OK, so I watched this one last night on 2D Blu-ray.
First, let me mention the A/V quality - as typical for a new theatrical release, it looks and sounds very good. Because the photography is often quite dark, there's a good amount of black crush in many night scenes. I imagine the 3D disc would look even murkier in such scenes. The surrounds get a good workout, plenty of rear speaker action.
There is one significant issue I found with this disc - during loading, the little postage stamp sized animated "webshooter" icon freezes on screen through all the previews right up to the main menu loading. This effect happened on two different Panasonic BR players, both with current firmware upgrades. Basically, all the previews have this icon plastered dead center onscreen through all promos and FBI warnings which I thought was kinda funny. Obviously a encoding glitch.
Overall, the movie actually fell below my expectations. The darker, moodier tone (and photography) just doesn't work as well as the tone set with the 3 Sam Raimi films which this is always going to be compared against. Even Spiderman's costume is a darker, almost brownish red. Spiderman is *not* The Dark Knight.

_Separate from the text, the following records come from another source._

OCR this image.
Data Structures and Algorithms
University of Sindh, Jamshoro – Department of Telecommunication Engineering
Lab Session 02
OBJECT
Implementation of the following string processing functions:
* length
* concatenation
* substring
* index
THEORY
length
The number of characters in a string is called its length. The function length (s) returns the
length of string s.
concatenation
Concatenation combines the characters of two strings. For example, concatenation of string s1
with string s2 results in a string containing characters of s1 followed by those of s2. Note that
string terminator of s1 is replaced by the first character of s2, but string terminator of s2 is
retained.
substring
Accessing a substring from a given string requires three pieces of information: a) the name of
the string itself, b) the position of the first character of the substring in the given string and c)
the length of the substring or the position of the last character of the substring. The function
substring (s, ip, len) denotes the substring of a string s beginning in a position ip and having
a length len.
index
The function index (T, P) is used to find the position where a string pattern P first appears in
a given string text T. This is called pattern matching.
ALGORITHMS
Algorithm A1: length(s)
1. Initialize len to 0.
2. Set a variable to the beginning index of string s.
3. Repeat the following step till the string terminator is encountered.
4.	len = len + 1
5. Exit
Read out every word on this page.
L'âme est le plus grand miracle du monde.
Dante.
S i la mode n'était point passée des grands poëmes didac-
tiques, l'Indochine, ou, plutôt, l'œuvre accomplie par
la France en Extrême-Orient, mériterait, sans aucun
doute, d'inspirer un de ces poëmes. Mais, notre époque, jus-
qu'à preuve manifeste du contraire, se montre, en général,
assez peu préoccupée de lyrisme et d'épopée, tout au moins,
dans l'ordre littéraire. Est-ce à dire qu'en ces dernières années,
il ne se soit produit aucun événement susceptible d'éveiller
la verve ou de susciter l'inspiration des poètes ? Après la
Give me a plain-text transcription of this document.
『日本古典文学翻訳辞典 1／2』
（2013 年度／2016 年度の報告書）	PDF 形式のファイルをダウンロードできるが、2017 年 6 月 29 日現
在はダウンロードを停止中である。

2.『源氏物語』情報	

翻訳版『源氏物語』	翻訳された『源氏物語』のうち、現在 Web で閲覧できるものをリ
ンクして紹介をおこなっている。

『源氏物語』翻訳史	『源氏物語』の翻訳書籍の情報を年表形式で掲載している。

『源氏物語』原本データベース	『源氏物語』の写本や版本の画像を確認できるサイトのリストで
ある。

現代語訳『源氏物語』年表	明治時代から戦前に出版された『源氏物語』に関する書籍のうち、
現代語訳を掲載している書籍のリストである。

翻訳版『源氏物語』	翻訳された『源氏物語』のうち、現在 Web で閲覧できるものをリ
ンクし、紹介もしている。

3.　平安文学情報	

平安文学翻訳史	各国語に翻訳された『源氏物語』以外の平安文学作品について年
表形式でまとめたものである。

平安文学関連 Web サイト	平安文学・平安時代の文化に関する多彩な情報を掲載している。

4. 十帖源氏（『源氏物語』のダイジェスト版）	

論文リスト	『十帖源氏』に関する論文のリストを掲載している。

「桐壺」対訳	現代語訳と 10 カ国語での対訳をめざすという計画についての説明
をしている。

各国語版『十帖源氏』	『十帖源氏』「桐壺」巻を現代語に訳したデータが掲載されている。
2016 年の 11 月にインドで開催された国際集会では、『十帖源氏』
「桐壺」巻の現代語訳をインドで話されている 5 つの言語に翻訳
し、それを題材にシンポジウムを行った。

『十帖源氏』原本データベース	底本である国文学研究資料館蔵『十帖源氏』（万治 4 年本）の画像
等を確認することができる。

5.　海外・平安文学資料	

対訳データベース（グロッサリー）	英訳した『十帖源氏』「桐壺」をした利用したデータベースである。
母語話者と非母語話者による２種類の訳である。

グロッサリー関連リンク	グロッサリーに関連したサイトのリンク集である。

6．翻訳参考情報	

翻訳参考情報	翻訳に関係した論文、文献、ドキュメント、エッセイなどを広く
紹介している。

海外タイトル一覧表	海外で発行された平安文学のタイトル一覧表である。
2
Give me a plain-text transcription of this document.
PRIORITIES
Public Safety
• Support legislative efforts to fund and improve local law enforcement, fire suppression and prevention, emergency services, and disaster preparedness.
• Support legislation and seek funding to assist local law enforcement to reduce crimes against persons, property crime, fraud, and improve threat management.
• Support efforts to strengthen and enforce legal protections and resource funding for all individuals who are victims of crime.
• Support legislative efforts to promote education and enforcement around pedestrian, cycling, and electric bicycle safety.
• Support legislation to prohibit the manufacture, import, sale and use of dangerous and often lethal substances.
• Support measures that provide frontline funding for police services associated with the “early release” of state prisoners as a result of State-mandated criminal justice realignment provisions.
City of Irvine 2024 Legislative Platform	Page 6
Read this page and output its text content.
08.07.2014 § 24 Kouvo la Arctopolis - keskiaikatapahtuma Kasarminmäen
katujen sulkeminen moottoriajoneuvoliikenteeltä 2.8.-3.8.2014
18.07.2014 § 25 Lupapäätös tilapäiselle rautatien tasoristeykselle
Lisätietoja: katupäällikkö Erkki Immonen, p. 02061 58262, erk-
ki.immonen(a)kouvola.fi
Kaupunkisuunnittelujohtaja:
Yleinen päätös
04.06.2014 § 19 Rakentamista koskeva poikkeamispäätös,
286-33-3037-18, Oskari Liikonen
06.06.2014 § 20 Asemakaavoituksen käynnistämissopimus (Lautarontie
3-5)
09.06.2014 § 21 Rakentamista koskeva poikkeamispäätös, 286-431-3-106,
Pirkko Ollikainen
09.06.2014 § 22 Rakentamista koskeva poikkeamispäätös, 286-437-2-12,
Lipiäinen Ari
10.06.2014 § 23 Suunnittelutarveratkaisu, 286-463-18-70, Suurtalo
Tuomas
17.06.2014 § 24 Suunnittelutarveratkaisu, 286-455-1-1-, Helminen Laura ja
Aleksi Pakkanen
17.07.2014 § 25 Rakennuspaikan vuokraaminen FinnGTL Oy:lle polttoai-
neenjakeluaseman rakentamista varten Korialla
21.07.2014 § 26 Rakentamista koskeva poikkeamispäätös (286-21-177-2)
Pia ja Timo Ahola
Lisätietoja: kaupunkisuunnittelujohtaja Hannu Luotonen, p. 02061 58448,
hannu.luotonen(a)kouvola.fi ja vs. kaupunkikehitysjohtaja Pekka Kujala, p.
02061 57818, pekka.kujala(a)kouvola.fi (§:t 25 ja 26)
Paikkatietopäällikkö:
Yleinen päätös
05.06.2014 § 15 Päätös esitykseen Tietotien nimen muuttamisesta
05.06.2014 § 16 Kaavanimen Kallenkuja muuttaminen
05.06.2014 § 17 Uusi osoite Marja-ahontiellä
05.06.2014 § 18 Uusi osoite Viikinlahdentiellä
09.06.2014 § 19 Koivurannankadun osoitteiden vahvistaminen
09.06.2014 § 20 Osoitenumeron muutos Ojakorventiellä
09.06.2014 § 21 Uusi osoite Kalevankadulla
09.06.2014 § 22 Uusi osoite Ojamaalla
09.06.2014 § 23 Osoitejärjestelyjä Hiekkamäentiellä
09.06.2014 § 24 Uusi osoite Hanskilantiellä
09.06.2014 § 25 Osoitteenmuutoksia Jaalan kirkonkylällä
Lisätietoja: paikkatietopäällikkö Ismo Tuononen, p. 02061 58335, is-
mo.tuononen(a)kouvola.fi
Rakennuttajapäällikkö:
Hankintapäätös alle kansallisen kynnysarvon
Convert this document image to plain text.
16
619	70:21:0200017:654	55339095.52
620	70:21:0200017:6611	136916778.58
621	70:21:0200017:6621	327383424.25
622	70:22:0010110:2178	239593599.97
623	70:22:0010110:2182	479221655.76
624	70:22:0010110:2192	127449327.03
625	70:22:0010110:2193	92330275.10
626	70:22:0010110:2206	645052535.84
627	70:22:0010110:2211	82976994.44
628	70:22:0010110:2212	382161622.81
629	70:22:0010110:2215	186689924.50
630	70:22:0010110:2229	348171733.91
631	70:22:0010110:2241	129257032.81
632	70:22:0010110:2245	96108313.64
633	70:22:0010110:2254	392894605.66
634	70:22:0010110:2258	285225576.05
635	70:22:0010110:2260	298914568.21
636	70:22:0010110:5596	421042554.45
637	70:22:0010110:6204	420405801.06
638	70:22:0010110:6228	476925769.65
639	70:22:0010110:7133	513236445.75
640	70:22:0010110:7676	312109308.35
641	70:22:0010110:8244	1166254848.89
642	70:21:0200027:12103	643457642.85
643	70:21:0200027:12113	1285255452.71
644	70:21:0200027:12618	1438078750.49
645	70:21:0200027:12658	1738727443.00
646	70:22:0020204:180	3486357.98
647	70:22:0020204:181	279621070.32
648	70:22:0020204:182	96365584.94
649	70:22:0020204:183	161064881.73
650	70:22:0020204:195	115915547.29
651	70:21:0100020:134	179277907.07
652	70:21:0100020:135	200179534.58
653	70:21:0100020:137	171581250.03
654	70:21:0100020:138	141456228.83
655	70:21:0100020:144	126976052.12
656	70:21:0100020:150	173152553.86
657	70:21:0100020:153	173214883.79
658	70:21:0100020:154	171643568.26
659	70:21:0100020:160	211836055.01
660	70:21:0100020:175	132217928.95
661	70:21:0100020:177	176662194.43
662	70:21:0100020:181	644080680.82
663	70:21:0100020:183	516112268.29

The score is not comes nowhere near the same level as Danny Elfman's scores for the first 2 movies.
Don't get me wrong, there's some stuff that this film gets right - Peter/Spiderman actually makes believable mechanical webshooters, the POV scenes of Spiderman swinging high above the city, the way he moves more like a spider, the budding relationship with Gwen... all good stuff. But there's just a lot of things about this movie that don't work for me - the whole revamped origin w/Peter's mysterious father especially. For me, the movie didn't really engage me at all until the pivotal first scene showing Spiderman standing against the skyline. The Lizard character... came off better than I expected, even with the more "human" looking face than the comics version. IMO, one of this movie's biggest issues is the casting - with the sole exceptions of Gwen (who despite doing a good job in her role, looks far too old to be "17") and Uncle Ben (Sheen looked like he was recycling his JFK teeth), the rest of the cast falls far short of their Raimi film counterparts. Sally Field as Aunt May is a complete fail. Tellingly, there isn't even a JJ Jameson character, likely because J. K. Simmons left such an indelible impression in the role.
Overall, it's an entertaining movie, certainly not a complete flop, but it fails as a reboot on every level in much the same way the "Superman Returns" film did.